3.7 Das Verhältnis von Partei und Fraktion auf europäischer Ebene
    In jedem parlamentarisch-demokratischen Regierungssystem, das die Existenz und die Tätigkeit von Parteien voraussetzt, ist im Verhältnis zwischen den Parteien und den Fraktionen, durch die sie im Parlament wirksam werden, ein Antagonismus zu beobachten. Daraus entsteht eine Spannung, deren Intensität von vielen Faktoren abhängig ist. Vor allem die personelle Konstellation spielt dabei eine Rolle, aber auch die Stellung der Fraktion im Oppositions- oder Regierungslager, schließlich institutionelle Voraussetzungen und Bedingungen der politischen Kultur. Normalerweise steht hinter einer starken Fraktion eine ebenso starke Partei, da einerseits die Fraktion ein Ausdruck der Partei ist und andererseits die Partei von der Fraktion geprägt wird.
    Eine Spannung zwischen den Parteien und ihren Fraktionen existiert auch auf europäischer Ebene. Jedoch sind hier die Gewichte deutlich zugunsten der Fraktion verschoben. Denn bei der Auslese der Kandidaten und bei der Wahl zum Europäischen Parlament spielen die Europäischen Parteien nach wie vor keine Rolle. Solange das Wahlrecht für die Europawahl nationalisiert ist, bleibt es Sache der Parteien in den Mitgliedstaaten, die Kandidaten aufzustellen und den Wahlkampf zu organisieren.
    Hinzu kommt die organisatorische Schwäche der Europäischen Parteien, die – solange ihre rechtliche Situation im politischen System der Union ungeklärt war – in finanzieller Hinsicht von ihren nationalen Komponenten abhängig bleiben. Diese Abhängigkeit ist an sich unproblematisch, da die
nationalen Parteien schließlich die Europäischen Parteien konstituieren. Verbunden jedoch mit einer notorischen Zurückhaltung der Mitgliedsparteien, den Europäischen Parteien die für eine wirkungsvolle Arbeit erforderlichen finanziellen Mittel zur Verfügung zu stellen, blieb Letzteren nur der Ausweg, sich an ihre Fraktionen im Europäischen Parlament zu halten, die sowohl aus eigenem Interesse als auch aufgrund ihrer gemeinsamen europäischen Mission immer mehr Verständnis und Bereitschaft zur Unterstützung der Europäischen Parteien aufbrachten.
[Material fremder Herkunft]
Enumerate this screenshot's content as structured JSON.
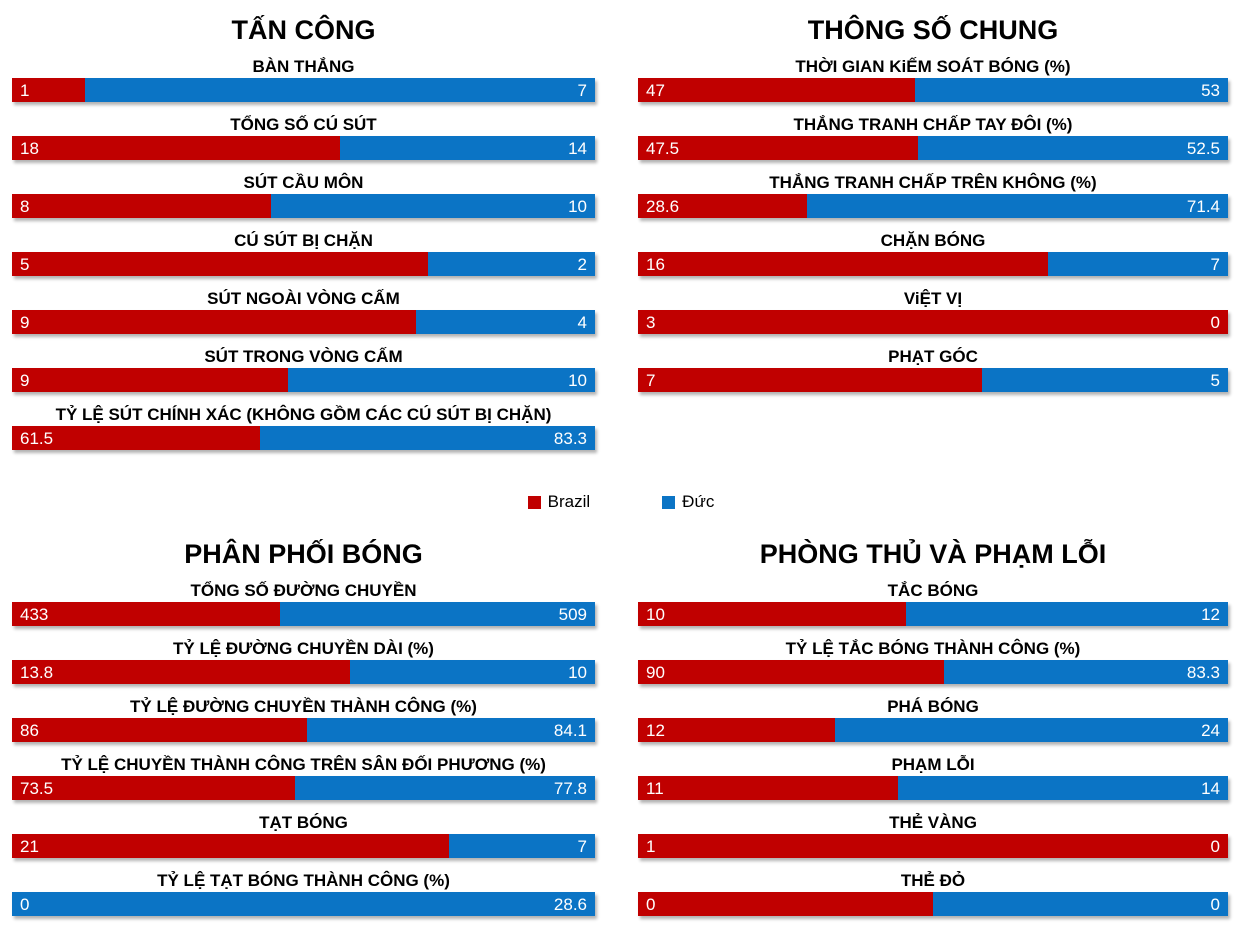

    Schon zu einem Zeitpunkt, als die nationalen Parteien noch kaum die Notwendigkeit erkannten, stellten die Fraktionen die Mittel und die Strukturen zur Verfügung, um die ersten Schritte zum organisatorischen Zusammenschluss der Parteien zu ermöglichen, aus denen ihre Mitglieder hervorgegangen waren.